Na nossa experiência, tem sido uma agradável surpresa, já que, em muitas coisas, estamos até mais avançados naquilo que é o modelo de gestão e competência técnica. Onde não estamos tão bem é no que diz respeito à dimensão: uma coisa é fazer um projecto como faço em Portugal, de dois milhões; outra, é fazer um projecto de trinta ou quarenta. A dimensão traz outro tipo de desafios, outro tipo de necessidades em termos de estrutura e de processos, a que não estamos habituados, até porque não temos essa necessidade localmente, face à nossa dimensão que temos.

Falou no aumento da equipa. Estamos a falar exactamente de que valências e competências? Há uma efectiva dificuldade em recrutar e reter os talentos?

As competências são, essencialmente, dentro do universo SAP, ou seja, dos ERP. Contratar, sim, é difícil, na medida em que há muitas empresas que, aceitando este novo paradigma do trabalho híbrido, contratam portugueses; contudo, para trabalhar em empresas alemãs, são pagos salários muito mais altos. Aqui, temos dificuldade em sermos competitivos, quando queremos contratar.
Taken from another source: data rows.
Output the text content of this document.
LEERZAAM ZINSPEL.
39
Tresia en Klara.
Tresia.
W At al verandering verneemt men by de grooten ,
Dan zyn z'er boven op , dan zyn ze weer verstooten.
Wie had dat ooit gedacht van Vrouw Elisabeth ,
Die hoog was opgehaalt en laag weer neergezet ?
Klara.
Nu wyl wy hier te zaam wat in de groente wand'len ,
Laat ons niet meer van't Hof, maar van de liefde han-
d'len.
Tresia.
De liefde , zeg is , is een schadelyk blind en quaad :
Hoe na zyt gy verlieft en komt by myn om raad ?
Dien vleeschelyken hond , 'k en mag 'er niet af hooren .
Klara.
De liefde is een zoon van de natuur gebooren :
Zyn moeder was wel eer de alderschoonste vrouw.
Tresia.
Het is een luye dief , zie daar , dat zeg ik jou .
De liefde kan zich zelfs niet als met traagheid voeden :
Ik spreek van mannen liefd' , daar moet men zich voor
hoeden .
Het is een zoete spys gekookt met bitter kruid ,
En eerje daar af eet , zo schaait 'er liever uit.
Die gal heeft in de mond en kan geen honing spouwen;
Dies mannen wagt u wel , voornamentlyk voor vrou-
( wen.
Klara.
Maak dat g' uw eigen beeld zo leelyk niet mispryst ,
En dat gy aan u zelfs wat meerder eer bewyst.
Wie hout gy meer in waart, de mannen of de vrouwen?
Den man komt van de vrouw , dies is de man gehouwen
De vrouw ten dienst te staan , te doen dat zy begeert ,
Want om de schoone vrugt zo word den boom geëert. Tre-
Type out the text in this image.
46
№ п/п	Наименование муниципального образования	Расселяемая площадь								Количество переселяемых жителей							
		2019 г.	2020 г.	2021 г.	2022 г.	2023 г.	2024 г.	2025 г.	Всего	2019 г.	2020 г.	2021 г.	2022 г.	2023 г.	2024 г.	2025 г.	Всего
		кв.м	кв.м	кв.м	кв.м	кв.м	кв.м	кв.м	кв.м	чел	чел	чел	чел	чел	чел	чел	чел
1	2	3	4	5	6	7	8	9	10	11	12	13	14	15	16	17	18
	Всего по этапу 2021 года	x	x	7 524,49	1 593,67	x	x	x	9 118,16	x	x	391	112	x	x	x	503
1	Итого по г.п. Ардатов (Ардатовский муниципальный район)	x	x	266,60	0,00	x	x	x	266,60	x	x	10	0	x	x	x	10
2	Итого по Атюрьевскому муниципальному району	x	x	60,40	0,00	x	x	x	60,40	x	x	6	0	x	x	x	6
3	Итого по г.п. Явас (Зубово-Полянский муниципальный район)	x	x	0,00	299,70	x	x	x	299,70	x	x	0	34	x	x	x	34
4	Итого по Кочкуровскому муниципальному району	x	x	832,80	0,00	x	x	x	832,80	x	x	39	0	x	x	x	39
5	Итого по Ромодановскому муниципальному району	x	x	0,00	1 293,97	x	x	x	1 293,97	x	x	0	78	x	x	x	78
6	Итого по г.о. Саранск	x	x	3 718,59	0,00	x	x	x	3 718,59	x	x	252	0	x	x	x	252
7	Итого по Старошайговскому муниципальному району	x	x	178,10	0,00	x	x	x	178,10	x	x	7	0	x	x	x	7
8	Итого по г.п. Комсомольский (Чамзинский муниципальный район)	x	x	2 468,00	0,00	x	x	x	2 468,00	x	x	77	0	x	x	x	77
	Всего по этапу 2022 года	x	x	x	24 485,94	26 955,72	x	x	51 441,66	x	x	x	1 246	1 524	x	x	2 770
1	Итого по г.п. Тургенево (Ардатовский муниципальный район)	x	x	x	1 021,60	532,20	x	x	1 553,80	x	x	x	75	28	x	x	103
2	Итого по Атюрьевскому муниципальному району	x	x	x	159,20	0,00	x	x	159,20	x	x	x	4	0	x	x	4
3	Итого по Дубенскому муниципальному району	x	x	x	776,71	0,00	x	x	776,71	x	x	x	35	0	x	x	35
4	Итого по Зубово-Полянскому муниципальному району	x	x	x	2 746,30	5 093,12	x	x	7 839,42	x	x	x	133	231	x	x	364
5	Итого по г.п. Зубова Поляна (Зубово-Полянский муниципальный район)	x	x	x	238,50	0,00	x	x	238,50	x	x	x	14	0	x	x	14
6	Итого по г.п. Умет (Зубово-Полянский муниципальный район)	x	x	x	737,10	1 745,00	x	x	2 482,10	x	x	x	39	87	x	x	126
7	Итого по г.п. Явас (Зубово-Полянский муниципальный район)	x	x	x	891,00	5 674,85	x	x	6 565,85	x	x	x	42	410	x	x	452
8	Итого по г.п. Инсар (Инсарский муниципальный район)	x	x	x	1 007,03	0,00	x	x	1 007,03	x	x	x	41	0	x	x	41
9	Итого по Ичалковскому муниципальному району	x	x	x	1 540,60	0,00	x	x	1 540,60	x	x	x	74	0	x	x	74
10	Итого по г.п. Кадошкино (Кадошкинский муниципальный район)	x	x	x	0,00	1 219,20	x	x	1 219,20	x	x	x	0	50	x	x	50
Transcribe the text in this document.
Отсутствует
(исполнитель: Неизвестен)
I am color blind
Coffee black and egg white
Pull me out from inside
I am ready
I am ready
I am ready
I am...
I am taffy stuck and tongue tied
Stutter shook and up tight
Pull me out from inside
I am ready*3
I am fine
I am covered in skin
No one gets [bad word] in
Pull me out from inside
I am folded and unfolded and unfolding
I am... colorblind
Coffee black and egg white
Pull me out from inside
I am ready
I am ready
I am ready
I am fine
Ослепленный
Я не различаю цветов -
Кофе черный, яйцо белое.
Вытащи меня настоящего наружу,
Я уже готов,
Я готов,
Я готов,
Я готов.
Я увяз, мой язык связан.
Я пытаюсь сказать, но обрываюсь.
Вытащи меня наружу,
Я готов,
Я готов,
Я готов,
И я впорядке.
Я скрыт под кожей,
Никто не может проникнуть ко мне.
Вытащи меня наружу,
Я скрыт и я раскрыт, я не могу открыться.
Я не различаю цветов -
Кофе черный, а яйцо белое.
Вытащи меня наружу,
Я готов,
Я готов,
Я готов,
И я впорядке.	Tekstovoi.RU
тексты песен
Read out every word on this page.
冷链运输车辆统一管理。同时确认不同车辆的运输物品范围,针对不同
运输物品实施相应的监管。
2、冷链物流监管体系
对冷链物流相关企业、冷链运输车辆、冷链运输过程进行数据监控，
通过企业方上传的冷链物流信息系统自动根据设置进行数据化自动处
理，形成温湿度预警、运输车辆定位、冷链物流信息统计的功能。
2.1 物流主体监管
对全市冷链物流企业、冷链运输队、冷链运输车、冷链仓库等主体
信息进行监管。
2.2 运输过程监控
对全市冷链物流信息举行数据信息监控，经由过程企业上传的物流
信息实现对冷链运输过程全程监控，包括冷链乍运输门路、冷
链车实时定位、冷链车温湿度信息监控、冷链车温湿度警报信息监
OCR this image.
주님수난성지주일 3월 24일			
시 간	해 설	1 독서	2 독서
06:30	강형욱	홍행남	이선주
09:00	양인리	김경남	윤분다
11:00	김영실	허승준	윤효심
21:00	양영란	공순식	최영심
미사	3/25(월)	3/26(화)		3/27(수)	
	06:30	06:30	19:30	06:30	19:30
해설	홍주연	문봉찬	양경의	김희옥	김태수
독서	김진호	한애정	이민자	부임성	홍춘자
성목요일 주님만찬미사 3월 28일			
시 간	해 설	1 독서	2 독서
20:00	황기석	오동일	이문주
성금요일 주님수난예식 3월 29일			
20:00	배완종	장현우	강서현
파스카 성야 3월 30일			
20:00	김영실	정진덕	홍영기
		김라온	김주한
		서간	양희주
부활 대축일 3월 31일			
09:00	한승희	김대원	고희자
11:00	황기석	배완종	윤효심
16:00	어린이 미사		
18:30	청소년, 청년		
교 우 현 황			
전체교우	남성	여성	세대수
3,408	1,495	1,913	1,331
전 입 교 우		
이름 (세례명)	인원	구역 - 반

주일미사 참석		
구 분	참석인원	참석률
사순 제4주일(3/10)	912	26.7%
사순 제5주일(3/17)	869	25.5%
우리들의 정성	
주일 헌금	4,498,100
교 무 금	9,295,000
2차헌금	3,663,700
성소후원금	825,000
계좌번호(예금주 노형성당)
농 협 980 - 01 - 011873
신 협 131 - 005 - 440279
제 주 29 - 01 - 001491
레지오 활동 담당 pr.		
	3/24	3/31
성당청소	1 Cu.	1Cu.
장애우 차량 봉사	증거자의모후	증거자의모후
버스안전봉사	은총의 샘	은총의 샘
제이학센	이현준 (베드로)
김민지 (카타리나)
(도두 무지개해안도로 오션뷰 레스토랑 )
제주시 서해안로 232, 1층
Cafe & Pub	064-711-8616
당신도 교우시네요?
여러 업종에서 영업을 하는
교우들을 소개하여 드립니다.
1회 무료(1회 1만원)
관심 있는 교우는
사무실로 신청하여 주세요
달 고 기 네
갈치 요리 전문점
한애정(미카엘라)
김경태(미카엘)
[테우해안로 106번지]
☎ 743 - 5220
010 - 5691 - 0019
Outro activo que temos, hoje, é o facto de podermos trabalhar e participar em projectos europeus, o que é um atractivo para contratar colaboradores que, comparativamente a uma oferta local, têm a oportunidade de participar em projectos internacionais, alguns deles até pan-europeus. Assim, podem enriquecer toda a sua experiência, conhecimento e, com isto, valorizar o seu currículo. Têm aqui uma oportunidade importante até na dimensão cultural, no aprender de novas formas de trabalho, no entender de novos modelos de organização e de novos processos de decisão. Esta é uma aprendizagem muito enriquecedora, até do ponto de vista da dimensão humana, não só da técnica. Estamos numa área fantástica, na medida em que temos a oportunidade de experienciar estas transformações nas organizações, ainda mais quando o fazemos num ambiente multicultural. É um desafio maravilhoso, diria eu.

Quais são as expectativas a dois anos? Onde gostaria de ver a empresa?

Gostaria de crescer em novas áreas de competência que não temos em Portugal por via da dimensão; esta foi, também, parte da razão pela qual fizemos esta operação.

Mas essas competências serão sempre dentro do universo SAP? Em que verticais são mais fortes?

Claramente, dentro da SAP. A SAP, como sabe, actua em 25 verticais de indústria. Creio não haver uma empresa que os cubra praticamente a todos. O nosso foco anda muito em torno do que chamamos ‘manufacturing and operations’, porque é a raiz da Ábaco, que nasceu no Norte do País, no Porto, onde há muito tecido industrial. A nossa actuação é no sector automóvel, bebidas/alimentos (nomeadamente tudo o que seja de transformação animal), têxtil/vestuário e calçado. Embora seja maioritariamente composto por pequenas e médias empresas, existem algumas estruturas em Portugal com alguma dimensão, importantes no plano europeu. Depois destes três sectores, temos também o que chamamos de ‘discrete manufacturing’ e, finalmente, engenharia/construção, onde também somos fortes e que já serviu inclusivamente de referência dentro do grupo para alguns projetos a nível internacional.

Graças à Valantic, investimos ainda numa área de planeamento e produção, para a qual criámos um centro de competências. Em Portugal, não temos, em muitas situações, indústrias com dimensão suficiente para haver grandes investimentos nesta área. Hoje, temos uma área de competência no planeamento de produção, como temos também em ‘process mining’, outro investimento da Valantic. Queremos continuar a crescer e a abrir novas áreas de competência que possam servir num modelo misto de equipas virtuais que permitam depois ser competitivos na aproximação ao mercado do centro e norte da Europa.